Salmon catches slump – fingers point to disease

Salmon leaping at the Cauld in Selkirk.
Salmon leaping at the Cauld in Selkirk.

Salmon catches on the River Tweed and its tributaries fell drastically in 2014, with only around 2,500 fish taken by rod and line over the three-month autumn season.

This compares to the 8,000 which were caught in the corresponding period – which finishes at the end of each November – in 2013.

Fishing was so poor that the beat at Tillmouth closed 10 days early.

And across the entire season from February 1, just 4,000 salmon were caught, compared to the five-year average to 2013 of 11,000.

The slump is revealed in the online magazine FishTweed, but the exact totals won’t be known until the River Tweed Commission AGM in March. That amalgamation of beat owners, which runs an industry worth an estimated £15million a year to the Borders, has already introduced a compulsory catch-and-release policy from February 1 to June 30.

Hawick Angling Club, the largest in the Borders with 10 miles of double-bank fishing on the Teviot and its tributaries, posted on the website: “Thank goodness that this season is over, far fewer fish than there should be. Disease is rife with a high proportion of fish showing fungus in varying degrees. Let’s just hope this has been a one-off bad season.”
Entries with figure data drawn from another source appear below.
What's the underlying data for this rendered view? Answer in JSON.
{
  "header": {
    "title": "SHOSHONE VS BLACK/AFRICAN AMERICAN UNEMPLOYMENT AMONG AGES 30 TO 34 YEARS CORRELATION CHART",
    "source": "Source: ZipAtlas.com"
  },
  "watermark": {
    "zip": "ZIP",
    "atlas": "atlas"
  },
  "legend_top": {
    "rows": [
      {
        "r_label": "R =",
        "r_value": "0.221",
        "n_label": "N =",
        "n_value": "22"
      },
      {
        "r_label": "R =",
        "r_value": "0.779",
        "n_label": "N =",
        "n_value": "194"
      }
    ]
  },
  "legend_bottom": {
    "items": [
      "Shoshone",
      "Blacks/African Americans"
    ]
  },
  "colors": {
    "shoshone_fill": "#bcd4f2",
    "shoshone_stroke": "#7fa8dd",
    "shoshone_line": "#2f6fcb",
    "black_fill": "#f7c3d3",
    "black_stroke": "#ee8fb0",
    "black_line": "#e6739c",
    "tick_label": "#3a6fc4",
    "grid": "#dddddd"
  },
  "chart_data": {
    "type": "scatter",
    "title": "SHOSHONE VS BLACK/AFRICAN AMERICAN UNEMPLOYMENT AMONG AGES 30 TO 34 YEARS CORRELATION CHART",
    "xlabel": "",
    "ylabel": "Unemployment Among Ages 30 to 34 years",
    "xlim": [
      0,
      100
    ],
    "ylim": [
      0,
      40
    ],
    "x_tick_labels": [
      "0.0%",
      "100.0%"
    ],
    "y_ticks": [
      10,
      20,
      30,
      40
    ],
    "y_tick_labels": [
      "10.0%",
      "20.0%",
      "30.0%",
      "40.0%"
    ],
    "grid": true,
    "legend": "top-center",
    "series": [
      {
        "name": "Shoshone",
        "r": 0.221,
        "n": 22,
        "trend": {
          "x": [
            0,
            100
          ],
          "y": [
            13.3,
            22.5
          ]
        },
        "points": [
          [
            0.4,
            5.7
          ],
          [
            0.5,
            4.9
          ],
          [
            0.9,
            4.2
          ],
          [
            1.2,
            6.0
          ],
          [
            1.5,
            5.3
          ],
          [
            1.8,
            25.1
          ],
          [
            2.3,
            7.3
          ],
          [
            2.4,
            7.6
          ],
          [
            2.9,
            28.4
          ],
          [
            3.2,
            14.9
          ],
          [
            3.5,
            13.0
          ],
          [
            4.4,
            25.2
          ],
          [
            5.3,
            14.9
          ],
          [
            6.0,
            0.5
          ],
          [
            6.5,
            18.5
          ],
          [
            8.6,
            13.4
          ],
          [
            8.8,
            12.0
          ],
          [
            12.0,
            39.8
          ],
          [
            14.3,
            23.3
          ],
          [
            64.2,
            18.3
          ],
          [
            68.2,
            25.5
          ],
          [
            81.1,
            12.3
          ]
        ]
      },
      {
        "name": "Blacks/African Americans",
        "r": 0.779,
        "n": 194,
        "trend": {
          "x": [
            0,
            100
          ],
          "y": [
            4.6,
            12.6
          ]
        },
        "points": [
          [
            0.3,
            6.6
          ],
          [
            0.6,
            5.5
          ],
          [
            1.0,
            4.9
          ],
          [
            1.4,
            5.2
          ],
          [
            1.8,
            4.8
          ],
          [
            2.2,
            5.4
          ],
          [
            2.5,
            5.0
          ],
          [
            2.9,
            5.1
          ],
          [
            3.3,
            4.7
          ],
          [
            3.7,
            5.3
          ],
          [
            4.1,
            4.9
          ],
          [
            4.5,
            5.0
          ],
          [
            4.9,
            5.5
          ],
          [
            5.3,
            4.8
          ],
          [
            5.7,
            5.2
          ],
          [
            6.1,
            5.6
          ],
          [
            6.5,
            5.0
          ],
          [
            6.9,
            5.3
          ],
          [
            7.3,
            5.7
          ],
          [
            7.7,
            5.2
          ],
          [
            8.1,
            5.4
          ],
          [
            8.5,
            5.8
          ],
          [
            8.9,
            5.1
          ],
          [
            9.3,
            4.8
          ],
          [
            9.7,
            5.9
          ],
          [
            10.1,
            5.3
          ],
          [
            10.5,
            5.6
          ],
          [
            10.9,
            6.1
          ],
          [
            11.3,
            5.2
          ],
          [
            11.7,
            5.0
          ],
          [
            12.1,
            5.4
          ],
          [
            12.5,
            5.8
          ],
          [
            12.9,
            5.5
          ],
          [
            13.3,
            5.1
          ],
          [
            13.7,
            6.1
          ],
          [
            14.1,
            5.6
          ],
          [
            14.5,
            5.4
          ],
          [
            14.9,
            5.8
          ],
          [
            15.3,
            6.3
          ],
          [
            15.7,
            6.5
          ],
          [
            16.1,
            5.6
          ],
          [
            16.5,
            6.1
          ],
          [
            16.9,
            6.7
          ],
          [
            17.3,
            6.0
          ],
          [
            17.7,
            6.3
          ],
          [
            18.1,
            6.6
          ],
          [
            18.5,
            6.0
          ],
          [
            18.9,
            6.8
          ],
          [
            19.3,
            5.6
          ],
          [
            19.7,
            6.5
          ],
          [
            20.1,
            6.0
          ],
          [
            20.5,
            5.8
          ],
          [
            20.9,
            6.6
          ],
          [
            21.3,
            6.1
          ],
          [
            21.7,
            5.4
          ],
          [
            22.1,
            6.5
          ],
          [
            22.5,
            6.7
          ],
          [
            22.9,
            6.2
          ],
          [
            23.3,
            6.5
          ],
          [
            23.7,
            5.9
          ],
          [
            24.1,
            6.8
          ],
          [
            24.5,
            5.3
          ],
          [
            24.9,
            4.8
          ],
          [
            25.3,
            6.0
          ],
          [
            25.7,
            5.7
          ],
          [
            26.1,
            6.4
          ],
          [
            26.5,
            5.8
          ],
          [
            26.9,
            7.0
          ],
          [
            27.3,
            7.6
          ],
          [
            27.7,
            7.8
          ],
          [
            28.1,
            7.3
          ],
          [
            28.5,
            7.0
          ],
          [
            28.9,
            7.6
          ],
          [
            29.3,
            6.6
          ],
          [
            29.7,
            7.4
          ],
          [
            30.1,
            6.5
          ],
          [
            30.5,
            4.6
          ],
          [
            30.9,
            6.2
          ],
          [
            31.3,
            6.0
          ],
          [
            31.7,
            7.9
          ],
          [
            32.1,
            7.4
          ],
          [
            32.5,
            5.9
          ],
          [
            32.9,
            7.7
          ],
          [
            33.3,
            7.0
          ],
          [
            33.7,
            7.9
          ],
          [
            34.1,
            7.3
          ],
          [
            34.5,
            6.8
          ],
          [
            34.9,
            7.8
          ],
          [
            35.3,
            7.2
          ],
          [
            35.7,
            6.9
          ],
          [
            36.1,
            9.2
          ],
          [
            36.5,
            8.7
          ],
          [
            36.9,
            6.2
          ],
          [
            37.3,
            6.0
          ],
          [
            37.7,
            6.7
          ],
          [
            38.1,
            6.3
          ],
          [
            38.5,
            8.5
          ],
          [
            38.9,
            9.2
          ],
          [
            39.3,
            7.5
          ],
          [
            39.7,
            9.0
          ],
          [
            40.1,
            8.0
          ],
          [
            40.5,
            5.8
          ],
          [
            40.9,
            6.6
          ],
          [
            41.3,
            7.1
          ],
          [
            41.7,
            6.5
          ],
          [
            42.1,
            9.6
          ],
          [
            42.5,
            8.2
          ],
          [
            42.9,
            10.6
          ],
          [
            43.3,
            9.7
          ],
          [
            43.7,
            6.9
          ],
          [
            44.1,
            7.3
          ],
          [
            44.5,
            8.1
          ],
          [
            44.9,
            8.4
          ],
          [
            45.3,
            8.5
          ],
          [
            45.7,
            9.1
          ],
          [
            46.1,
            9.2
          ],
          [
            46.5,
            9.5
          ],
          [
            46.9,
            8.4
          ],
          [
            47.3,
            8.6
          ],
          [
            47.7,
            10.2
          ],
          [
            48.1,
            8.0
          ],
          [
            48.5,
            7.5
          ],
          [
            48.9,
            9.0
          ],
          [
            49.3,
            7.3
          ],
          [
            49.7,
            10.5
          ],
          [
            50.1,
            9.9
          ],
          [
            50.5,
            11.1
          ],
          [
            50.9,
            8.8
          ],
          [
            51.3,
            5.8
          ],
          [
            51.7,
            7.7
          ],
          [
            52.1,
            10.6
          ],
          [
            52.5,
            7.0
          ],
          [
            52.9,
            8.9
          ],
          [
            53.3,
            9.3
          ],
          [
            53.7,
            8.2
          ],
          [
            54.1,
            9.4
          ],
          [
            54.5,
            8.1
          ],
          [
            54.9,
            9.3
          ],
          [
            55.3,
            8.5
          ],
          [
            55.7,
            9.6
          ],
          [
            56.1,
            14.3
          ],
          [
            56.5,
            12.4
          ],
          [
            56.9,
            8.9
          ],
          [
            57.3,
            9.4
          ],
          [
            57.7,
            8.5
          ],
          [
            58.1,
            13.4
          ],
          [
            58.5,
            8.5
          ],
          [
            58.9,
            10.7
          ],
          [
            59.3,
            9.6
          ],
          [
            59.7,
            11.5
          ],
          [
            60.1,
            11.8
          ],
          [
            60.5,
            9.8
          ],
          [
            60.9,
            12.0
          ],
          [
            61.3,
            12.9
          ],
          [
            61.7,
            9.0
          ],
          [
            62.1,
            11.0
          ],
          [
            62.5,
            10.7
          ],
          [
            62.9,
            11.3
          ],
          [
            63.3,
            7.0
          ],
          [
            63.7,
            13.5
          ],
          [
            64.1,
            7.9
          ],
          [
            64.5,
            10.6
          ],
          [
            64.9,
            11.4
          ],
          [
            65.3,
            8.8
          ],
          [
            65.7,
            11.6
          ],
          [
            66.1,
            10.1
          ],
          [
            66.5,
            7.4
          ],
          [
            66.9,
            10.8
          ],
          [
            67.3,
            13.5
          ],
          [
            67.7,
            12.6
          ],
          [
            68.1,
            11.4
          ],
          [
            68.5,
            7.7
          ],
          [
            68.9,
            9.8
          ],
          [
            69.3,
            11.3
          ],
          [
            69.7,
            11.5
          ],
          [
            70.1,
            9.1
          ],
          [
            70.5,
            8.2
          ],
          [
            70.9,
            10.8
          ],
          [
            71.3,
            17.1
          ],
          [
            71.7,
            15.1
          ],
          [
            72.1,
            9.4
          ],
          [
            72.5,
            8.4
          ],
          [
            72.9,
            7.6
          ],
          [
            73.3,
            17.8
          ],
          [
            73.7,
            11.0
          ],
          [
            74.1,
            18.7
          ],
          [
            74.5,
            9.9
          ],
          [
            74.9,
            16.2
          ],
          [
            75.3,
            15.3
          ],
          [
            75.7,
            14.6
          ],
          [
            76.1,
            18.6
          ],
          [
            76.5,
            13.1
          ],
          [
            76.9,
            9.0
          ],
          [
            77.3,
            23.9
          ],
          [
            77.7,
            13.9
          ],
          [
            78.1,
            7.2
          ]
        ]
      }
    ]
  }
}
Tillmouth, downstream of Coldstream Bridge and with five full-time boatmen, is considered one of the best performing beats with a rod costing around £200 a day in high season. But over the year, just 311 salmon were landed, compared to 685 in 2013 and a five-year average catch of 758.

On November 20, Tillmouth head boatman Willie Elliot posted: “Over the last few days it has become apparent that the river is beginning to shut itself down and it was felt it was not sporting to fish over spawning and, in some cases, diseased fish. As a consequence it has been decided, in consultation with the owners, to close the fishing down for the rest of the season.”

Theories abound as to the shortage – from the overharvesting of krill at sea to the spread of lice from commercial salmon farms. But there appears to be consensus on the need for a curb on wholesale coastal netting.